Discussions often turn to the challenge of enforcing the agreed upon rules, be they binding ones, such as international law, or voluntary, such as norms and CBMs. One of the main challenges with holding states accountable for their operations is the complexity of attribution. As we saw in Module 1, an attack may include many layers of techniques that mask its origins. Even if one could provide technical evidence that connects an attack to a certain hacker group, it is a legal challenge to prove the connection between a particular state and a cyberattack. Therefore, rather than responding to a certain incident with evidence and dialogue, states are turning to campaign-like public attribution against other parties There is no agreed-upon methodology on how to establish attribution to cyberattacks. There are divergent views among experts over how reliable current technical means are for tracing the origins of attacks. Certain aspects of intelligence-gathering – such as conventional intelligence activities and cyberespionage for the collection of digital evidence – are understandably kept secret by parties working on attribution. In addition, the lack of transparency over evidence seen in the recent avalanche of mutual public accusations among states adds to the complexity. While the 2015 GGE report (Art. 28f), the resolution that established the OEWG (Art 1.2), and the final OEWG report confirm that the indication of the origin of the attack might not be enough for attribution and that accusations need to be substantiated, the official positions of the main actors are clearly divergent: The USA, its NATO allies, and some of the large internet industry players engage in collective attribution in the form of a joint public naming and shaming of the suspects. Russia sees such an approach as a pseudo-legal concept where a group of countries accuse a third country without disclosing evidence and demand evidence-based attribution. The 2021 UN GGE report also calls for caution in attribution, as it is a complex exercise and such caution can help avert misunderstandings and the escalation of tension between states.

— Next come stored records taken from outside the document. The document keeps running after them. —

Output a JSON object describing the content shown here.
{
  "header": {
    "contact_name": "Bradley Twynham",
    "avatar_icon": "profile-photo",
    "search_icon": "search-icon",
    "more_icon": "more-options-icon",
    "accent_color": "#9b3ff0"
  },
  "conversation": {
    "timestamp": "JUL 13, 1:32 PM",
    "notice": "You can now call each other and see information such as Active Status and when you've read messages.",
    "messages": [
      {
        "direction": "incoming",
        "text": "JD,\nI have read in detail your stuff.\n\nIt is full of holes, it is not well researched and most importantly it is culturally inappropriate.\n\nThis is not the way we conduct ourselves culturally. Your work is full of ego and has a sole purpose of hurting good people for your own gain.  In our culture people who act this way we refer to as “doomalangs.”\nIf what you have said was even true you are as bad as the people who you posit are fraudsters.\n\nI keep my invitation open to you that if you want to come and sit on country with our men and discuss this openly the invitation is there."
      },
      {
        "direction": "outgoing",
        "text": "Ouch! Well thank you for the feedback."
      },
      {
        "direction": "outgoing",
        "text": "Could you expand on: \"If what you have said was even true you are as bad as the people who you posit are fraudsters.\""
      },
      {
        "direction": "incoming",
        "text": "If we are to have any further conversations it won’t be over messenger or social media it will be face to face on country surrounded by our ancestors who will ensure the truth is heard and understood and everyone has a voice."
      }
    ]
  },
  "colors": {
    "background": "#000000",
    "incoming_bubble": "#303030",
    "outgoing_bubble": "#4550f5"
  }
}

Should due diligence be an obligation?
Due diligence is an obligation of states to prevent their territory from being used for the launch of cyberattacks against other states by state or non-state actors. The norms set in the 2015 GGE report, and reiterated in the OEWG resolution, as well as the 2021 GGE report request countries not to allow their territory to be used for internationally wrongful acts, and to mitigate cyberattacks against the critical infrastructure (CI) of other countries that originate in their territory. The final OEWG report went on to reaffirm the 2015 GGE norms. The 2021 GGE report added that the invocation of the responsibility of a state for an internationally wrongful act involves complex technical, legal, and political considerations. In practice, aside from the norms being voluntary, there may be a number of reasons why their implementation could be limited. For instance, states may only react to attacks, rather than try to prevent them, or they may claim they didn’t know about the attack at all. The EU and its partners believe that due diligence should be a binding obligation (both in cyberspace and beyond) following the International Court of Justice judgment in the Corfu case (1949), and warn that not adhering to it may result in countermeasures by the attacked country. Russia and its partners, on the other hand, oppose due diligence as an obligation in general, and only approve what has been agreed by the GGE.
Are new norms needed?
Are more norms needed at the moment? Or should the focus be placed on the implementation of existing ones? The 2015 GGE report, the resolution that established the OEWG, and the final OEWG report provide room for the development of additional norms over time. Some of the options raised by different parties – with evident divergence in their positions – include norm proposals by the Global Commission on the Stability of Cyberspace (GCSC) such as protecting the public core of the internet, preventing injury to civilians, mitigating the effects during incidents, and protecting electoral systems, as well as norms related to the effects of artificial intelligence (AI) on security, fake news, and disinformation, the protection of core internet infrastructure as public goods, and cybercrime issues, among others.